Aujourd’hui, l’hostilité de la mairie d’Oslo n’est plus aussi marquée. A tout le moins, elle ne prône plus la suppression des tramways en ville ! Mais, remarque M. Fristad, la plupart des aménagements réalisés ces dernières années l’ont été sur des axes appartenant à l’Etat norvégien, et non sur une voirie communale parfois délaissée. La modernisation devrait se poursuivre, avec davantage de sites propres, l’installation d’automates aux arrêts, l’acquisition de nouveaux véhicules, etc. Le renforcement des fréquences a permis à l’exploitant de parler de « trottoir roulant » (rullende fortau). Les efforts devraient continuer dans ce sens.
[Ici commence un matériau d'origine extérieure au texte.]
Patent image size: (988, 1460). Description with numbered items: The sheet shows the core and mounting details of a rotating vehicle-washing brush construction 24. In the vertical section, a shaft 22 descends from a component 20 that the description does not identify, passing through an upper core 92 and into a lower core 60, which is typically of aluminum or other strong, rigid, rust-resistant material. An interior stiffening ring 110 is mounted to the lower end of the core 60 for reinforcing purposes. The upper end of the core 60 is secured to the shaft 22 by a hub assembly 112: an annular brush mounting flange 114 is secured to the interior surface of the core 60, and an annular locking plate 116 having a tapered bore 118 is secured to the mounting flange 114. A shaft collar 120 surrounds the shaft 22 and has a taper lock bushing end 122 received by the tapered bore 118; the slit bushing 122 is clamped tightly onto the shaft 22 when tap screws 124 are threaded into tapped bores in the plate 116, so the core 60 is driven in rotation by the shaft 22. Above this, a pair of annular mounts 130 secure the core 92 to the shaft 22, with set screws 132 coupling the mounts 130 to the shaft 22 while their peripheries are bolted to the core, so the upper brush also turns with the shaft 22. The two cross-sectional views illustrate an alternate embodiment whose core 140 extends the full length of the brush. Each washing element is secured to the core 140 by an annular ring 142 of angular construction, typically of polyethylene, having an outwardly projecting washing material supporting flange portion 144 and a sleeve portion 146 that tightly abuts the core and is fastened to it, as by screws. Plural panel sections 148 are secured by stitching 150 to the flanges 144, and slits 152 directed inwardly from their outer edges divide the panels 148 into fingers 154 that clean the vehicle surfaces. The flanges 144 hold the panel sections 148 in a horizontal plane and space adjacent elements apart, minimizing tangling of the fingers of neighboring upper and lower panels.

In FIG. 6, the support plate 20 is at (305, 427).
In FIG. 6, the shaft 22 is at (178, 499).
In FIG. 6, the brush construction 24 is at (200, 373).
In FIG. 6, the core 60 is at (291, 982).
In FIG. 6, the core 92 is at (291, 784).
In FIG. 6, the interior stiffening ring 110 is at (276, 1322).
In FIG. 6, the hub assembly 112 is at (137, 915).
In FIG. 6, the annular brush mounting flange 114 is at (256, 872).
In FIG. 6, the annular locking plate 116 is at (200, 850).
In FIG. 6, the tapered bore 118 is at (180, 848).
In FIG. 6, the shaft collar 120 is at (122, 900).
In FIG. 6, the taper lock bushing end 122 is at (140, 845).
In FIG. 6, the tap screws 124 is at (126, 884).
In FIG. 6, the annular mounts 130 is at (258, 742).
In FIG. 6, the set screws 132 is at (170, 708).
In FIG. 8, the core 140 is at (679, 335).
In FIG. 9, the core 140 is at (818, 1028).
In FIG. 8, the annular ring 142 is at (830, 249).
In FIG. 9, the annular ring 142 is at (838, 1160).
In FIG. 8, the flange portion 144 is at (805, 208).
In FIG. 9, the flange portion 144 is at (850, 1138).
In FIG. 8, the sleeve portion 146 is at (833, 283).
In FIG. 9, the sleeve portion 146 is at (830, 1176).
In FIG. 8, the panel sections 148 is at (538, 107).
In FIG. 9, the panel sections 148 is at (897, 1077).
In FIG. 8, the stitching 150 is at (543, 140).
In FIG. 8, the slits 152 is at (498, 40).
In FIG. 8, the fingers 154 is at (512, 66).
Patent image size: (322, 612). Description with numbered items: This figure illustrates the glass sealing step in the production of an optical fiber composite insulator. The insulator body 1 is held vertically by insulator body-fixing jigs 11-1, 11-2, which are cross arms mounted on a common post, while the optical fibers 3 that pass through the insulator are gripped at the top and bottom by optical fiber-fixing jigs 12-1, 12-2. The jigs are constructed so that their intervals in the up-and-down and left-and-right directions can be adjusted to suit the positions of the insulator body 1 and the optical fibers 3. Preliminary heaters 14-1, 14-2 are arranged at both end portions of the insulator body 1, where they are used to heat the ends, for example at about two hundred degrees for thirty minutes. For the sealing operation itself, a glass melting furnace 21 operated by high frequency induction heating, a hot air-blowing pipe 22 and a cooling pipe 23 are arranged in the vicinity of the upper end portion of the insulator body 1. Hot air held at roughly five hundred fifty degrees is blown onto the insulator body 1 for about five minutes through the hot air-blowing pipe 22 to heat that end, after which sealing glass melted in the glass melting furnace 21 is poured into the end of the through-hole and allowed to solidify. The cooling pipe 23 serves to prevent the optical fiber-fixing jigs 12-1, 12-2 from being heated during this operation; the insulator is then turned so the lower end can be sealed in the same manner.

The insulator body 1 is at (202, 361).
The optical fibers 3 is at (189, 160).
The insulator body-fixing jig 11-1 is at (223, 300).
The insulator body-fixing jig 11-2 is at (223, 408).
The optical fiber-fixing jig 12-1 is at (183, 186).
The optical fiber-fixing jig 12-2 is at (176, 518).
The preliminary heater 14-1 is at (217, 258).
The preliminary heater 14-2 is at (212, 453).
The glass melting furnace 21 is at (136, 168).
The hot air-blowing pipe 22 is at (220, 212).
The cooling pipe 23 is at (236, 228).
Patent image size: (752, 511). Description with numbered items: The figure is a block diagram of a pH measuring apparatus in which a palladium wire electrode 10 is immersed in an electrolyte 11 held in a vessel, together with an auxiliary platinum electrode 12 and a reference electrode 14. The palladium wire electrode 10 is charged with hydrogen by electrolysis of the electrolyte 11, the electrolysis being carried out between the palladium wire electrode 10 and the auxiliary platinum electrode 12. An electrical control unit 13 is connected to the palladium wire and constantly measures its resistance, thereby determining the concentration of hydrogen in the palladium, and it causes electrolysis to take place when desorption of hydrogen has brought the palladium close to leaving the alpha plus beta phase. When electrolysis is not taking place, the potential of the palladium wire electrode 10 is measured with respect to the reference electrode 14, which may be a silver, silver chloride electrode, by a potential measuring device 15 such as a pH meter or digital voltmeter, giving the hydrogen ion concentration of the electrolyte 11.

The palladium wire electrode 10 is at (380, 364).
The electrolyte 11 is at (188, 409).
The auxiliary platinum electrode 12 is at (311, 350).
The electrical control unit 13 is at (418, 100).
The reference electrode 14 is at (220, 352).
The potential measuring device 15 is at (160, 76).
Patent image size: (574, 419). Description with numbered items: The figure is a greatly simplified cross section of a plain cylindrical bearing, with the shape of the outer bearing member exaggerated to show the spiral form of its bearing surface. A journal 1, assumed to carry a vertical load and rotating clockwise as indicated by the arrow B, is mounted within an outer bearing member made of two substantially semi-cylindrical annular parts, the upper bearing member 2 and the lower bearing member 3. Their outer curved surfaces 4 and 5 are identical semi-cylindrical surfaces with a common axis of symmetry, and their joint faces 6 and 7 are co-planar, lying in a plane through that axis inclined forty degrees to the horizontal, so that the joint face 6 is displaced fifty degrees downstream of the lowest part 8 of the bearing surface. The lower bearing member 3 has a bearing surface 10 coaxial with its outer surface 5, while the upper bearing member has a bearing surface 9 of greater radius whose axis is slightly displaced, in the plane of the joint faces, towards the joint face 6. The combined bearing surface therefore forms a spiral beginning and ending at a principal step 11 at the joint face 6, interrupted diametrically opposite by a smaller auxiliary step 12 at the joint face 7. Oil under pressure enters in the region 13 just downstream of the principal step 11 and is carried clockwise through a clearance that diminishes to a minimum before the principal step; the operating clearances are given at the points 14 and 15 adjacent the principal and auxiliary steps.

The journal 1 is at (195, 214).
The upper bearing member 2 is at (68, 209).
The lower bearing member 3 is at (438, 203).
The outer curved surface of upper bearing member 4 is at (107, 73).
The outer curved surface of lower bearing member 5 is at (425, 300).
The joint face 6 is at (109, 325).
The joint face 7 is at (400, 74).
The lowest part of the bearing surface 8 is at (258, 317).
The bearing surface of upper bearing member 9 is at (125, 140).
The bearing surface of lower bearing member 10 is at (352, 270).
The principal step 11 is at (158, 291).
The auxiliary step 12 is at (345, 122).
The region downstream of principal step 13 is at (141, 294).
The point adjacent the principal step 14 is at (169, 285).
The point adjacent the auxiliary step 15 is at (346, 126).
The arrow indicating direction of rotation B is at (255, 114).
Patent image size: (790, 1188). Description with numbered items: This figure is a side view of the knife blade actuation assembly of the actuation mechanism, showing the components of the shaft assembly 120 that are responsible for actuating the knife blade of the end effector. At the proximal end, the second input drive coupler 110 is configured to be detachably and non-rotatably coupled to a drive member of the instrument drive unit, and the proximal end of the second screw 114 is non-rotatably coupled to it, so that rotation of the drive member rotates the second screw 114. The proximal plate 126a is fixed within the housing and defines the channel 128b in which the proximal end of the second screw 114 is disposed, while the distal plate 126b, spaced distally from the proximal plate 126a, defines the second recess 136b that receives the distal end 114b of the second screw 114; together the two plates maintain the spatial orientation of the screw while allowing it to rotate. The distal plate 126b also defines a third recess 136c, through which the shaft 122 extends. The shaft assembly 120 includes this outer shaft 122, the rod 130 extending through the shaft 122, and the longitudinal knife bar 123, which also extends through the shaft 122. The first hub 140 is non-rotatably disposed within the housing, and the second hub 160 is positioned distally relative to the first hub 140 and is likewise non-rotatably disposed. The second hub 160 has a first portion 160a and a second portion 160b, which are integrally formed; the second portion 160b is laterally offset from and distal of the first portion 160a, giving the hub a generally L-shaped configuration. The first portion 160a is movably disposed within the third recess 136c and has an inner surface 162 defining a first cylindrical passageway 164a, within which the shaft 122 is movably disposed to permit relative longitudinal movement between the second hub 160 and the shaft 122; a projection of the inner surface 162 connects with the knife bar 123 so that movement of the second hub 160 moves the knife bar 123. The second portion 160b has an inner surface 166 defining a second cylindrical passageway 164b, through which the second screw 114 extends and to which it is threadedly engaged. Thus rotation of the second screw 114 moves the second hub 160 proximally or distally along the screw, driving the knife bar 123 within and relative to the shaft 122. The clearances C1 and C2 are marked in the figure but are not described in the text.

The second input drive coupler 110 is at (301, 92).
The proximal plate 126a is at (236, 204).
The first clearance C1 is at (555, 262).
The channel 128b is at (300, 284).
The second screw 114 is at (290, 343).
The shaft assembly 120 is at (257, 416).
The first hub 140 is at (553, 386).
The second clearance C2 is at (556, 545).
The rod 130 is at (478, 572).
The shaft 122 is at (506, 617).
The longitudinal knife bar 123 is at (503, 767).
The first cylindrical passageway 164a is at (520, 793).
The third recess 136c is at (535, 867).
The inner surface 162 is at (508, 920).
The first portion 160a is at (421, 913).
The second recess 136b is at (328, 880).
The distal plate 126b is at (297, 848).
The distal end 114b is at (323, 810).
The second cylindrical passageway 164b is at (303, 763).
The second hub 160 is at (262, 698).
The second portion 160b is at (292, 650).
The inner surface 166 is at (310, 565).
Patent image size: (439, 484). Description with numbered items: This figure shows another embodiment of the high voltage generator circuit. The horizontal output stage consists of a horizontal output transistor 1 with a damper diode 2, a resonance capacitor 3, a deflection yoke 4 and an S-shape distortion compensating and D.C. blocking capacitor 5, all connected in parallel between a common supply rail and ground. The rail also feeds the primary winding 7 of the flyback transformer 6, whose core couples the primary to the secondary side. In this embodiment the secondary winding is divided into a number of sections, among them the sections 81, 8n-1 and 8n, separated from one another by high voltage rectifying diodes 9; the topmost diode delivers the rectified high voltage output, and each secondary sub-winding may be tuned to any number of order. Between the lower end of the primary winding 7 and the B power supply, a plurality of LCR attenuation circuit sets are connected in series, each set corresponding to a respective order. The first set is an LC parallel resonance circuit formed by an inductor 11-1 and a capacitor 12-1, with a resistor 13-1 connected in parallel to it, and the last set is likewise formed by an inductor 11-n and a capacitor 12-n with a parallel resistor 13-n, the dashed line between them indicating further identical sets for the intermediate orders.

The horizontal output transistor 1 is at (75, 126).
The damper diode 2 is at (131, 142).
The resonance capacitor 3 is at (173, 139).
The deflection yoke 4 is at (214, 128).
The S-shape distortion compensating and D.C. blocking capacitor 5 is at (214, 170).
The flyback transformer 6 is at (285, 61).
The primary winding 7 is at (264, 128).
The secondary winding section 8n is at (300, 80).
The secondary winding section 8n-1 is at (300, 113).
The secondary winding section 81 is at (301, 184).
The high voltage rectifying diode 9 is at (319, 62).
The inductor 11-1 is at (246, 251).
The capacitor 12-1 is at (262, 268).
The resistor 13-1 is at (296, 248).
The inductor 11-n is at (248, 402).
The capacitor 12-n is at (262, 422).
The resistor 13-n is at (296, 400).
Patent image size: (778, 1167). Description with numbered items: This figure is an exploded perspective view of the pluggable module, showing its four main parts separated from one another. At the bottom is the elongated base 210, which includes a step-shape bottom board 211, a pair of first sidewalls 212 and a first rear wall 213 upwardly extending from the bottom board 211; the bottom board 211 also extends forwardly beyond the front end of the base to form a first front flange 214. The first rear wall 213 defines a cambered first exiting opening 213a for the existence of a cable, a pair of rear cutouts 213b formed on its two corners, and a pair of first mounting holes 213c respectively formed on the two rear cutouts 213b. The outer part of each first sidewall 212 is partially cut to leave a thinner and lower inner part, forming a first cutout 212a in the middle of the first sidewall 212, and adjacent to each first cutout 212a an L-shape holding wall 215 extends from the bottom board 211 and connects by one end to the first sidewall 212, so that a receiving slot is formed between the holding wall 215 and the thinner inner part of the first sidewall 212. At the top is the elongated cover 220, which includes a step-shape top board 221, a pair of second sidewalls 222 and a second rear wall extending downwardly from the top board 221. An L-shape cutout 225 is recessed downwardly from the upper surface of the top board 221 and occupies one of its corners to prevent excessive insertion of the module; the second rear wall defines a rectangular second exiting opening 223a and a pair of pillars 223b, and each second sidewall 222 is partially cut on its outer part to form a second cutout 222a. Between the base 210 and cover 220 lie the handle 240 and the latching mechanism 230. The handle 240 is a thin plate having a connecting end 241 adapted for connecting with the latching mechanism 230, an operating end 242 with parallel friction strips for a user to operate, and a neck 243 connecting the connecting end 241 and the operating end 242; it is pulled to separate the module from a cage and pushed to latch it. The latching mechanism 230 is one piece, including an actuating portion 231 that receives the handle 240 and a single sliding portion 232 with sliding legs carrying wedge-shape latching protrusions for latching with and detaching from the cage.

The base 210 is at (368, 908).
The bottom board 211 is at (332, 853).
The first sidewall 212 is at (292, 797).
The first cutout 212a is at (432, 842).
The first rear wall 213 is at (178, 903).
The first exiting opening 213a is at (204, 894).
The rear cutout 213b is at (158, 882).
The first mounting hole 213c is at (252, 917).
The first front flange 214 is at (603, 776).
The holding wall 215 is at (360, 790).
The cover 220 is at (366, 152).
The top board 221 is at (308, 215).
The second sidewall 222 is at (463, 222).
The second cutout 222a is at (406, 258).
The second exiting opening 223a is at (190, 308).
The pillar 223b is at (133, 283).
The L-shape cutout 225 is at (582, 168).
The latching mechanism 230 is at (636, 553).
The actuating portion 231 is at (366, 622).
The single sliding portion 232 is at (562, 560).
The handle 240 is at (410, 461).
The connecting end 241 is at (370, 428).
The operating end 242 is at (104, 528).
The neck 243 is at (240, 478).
A plus long terme, Ruter mouille sa chemise, et propose de nombreuses extensions. Certaines sont acquises, d’autres pas. On peut notamment citer un nouveau barreau nord-sud dans l’hypercentre et le déménagement des voies dans le nouveau quartier de Bjørvika, près de la gare, où une autoroute urbaine doit céder la place à un boulevard plus civilisé. Autre réalisation spectaculaire : la desserte de la zone de Fornebu. La commune de Bærum, voisine d’Oslo, voulait un métro automatique, gage de modernité, pour ce nouveau bout de ville high-tech né là où se trouvait l’aéroport jusqu’en 1998. Finalement, ce devrait être un tramway. Et ce tramway serait prolongé en ville par une nouvelle ligne, ou plutôt par des petits bouts de lignes, qui viendraient structurer et désenclaver les nouveaux quartiers qui naissent ou vont naître sur les terrains délaissés par les activités industrielles et portuaires au bord du fjord. Ce projet a déjà un nom : fjordtrikken. Ruter vient de lancer un appel d’offres pour une étude de tracé. Si elle prévoit de nombreux tramways nouveaux, l’autorité organisatrice ne veut tout de même pas trop irriter la mairie d’Oslo. Du coup, elle glisse dans son rapport quelques mots qui remettent en cause la pérennité à long terme de certains morceaux du réseau jugés trop urbains pour pouvoir devenir vraiment performants (et qui avaient été particulièrement menacés il y a quelques années). Ce qui ne l’empêche pas, en attendant, d’y prévoir d’importants travaux…
Les bus
Comme un peu partout dans le monde, les bus urbains (rouges) sont numérotés à deux chiffres et les bus suburbains (verts) à trois. Sous le haut patronage de Ruter, ils ont été confiés à plusieurs opérateurs, de la compagnie municipale d’Oslo UniBuss à Veolia Transport. Ruter préconise le renforcement des fréquences sur certaines lignes fortes – les plus chargées ayant vocation à être au moins en partie remplacées par des trams. Un site propre de bus est en projet au nord-est, le long du boulevard périphérique, entre Storo et Bryn. En banlieue, l’idée est de proposer un réseau simplifié, maillé autour du réseau ferré, qui s’articulerait autour de lignes fortes.